In the evening there were dancing lessons, and although very far from exhibiting the stately grace with which Ernest could perform the minuet or other courtly dances then in fashion, Harry came in time to perform his part fairly. Two hours were spent in the evening in the salon. This part of the day Harry at first found the most tedious; but as soon as he began to speak fluently the marquis addressed most of his conversation to him, asking him questions about the life of English boys at school and about English manners and customs, and Harry soon found himself chatting at his ease.
"The distinction of classes is clearly very much less with you in England than it is here," the marquis said one day when Harry had been describing a great fight which had taken place between a party of Westminster boys and those of the neighbourhood. "It seems extraordinary to me that sons of gentlemen should engage in a personal fight with boys of the lowest class. Such a thing could not happen here.
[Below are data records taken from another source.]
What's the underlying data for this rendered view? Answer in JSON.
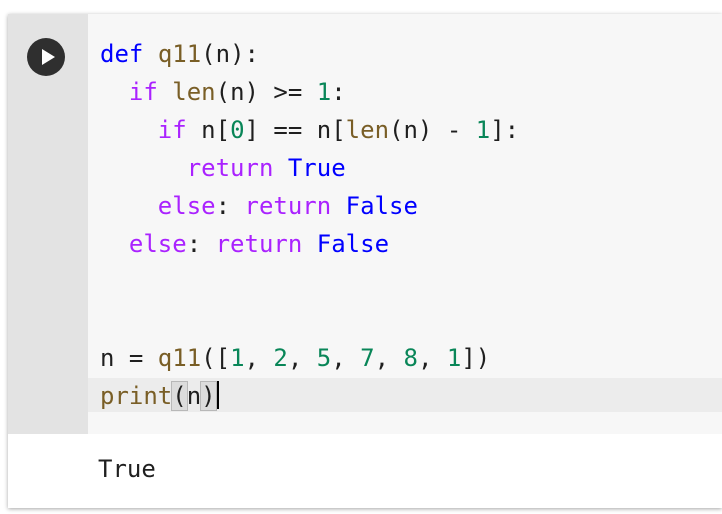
{
  "cell": {
    "run_button_icon": "play-icon",
    "code_lines": [
      [
        {
          "t": "def",
          "c": "kw-def"
        },
        {
          "t": " "
        },
        {
          "t": "q11",
          "c": "fn"
        },
        {
          "t": "(n):"
        }
      ],
      [
        {
          "t": "  "
        },
        {
          "t": "if",
          "c": "kw"
        },
        {
          "t": " "
        },
        {
          "t": "len",
          "c": "fn"
        },
        {
          "t": "(n) >= "
        },
        {
          "t": "1",
          "c": "num"
        },
        {
          "t": ":"
        }
      ],
      [
        {
          "t": "    "
        },
        {
          "t": "if",
          "c": "kw"
        },
        {
          "t": " n["
        },
        {
          "t": "0",
          "c": "num"
        },
        {
          "t": "] == n["
        },
        {
          "t": "len",
          "c": "fn"
        },
        {
          "t": "(n) - "
        },
        {
          "t": "1",
          "c": "num"
        },
        {
          "t": "]:"
        }
      ],
      [
        {
          "t": "      "
        },
        {
          "t": "return",
          "c": "kw"
        },
        {
          "t": " "
        },
        {
          "t": "True",
          "c": "const"
        }
      ],
      [
        {
          "t": "    "
        },
        {
          "t": "else",
          "c": "kw"
        },
        {
          "t": ": "
        },
        {
          "t": "return",
          "c": "kw"
        },
        {
          "t": " "
        },
        {
          "t": "False",
          "c": "const"
        }
      ],
      [
        {
          "t": "  "
        },
        {
          "t": "else",
          "c": "kw"
        },
        {
          "t": ": "
        },
        {
          "t": "return",
          "c": "kw"
        },
        {
          "t": " "
        },
        {
          "t": "False",
          "c": "const"
        }
      ],
      [],
      [],
      [
        {
          "t": "n = "
        },
        {
          "t": "q11",
          "c": "fn"
        },
        {
          "t": "(["
        },
        {
          "t": "1",
          "c": "num"
        },
        {
          "t": ", "
        },
        {
          "t": "2",
          "c": "num"
        },
        {
          "t": ", "
        },
        {
          "t": "5",
          "c": "num"
        },
        {
          "t": ", "
        },
        {
          "t": "7",
          "c": "num"
        },
        {
          "t": ", "
        },
        {
          "t": "8",
          "c": "num"
        },
        {
          "t": ", "
        },
        {
          "t": "1",
          "c": "num"
        },
        {
          "t": "])"
        }
      ],
      [
        {
          "t": "print",
          "c": "fn"
        },
        {
          "t": "(",
          "c": "br"
        },
        {
          "t": "n"
        },
        {
          "t": ")",
          "c": "br"
        },
        {
          "cursor": true
        }
      ]
    ],
    "output_text": "True"
  },
  "colors": {
    "keyword": "#aa22ff",
    "def_keyword": "#0000ff",
    "function": "#795e26",
    "number": "#098658",
    "constant": "#0000ff"
  }
}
If you were insulted by such a boy, what would you do, Ernest?"
"I should run him through the body," Ernest said quietly.
"Just so," his father replied, "and I don't say you would be wrong according to our notions; but I do not say that the English plan is not the best. The English gentleman—for Monsieur Sandwith says that even among grown-up people the same habits prevail—does not disdain to show the canaille that even with their own rough weapons he is their superior, and he thus holds their respect. It is a coarse way and altogether at variance with our notions, but there is much to be said for it."
"But it altogether does away with the reverence that the lower class should feel for the upper," Ernest objected.
"That is true, Ernest. So long as that feeling generally exists, so long as there is, as it were, a wide chasm between the two classes, as there has always existed in France, it would be unwise perhaps for one of the upper to admit that in any respect there could be any equality between them; but this is not so in England, where a certain equality has always been allowed to exist. The Englishman of all ranks has a certain feeling of self-respect and independence, and the result is shown in the history of the wars which have been fought between the two nations.
"France in early days always relied upon her chivalry. The horde of footmen she placed in the field counted for little. England, upon the other hand, relied principally upon her archers and her pikemen, and it must be admitted that they beat us handsomely. Then again in the wars in Flanders, under the English general Marlborough their infantry always proved themselves superior to ours. It is galling to admit it, but there is no blinking the facts of history. It seems to me that the feeling of independence and self-respect which this English system gives rise to, even among the lowest class, must render them man for man better soldiers than those drawn from a peasantry whose very lives are at the mercy of their lords."
"I think, du Tillet," the marquis said later on on the same evening, when the young people had retired, "I have done very well in taking my brother Auguste's advice as to having an English companion for Ernest. If things were as they were under the Grand Monarque, I do not say that it would have been wise to allow a young French nobleman to get these English ideas into his head, but it is different now.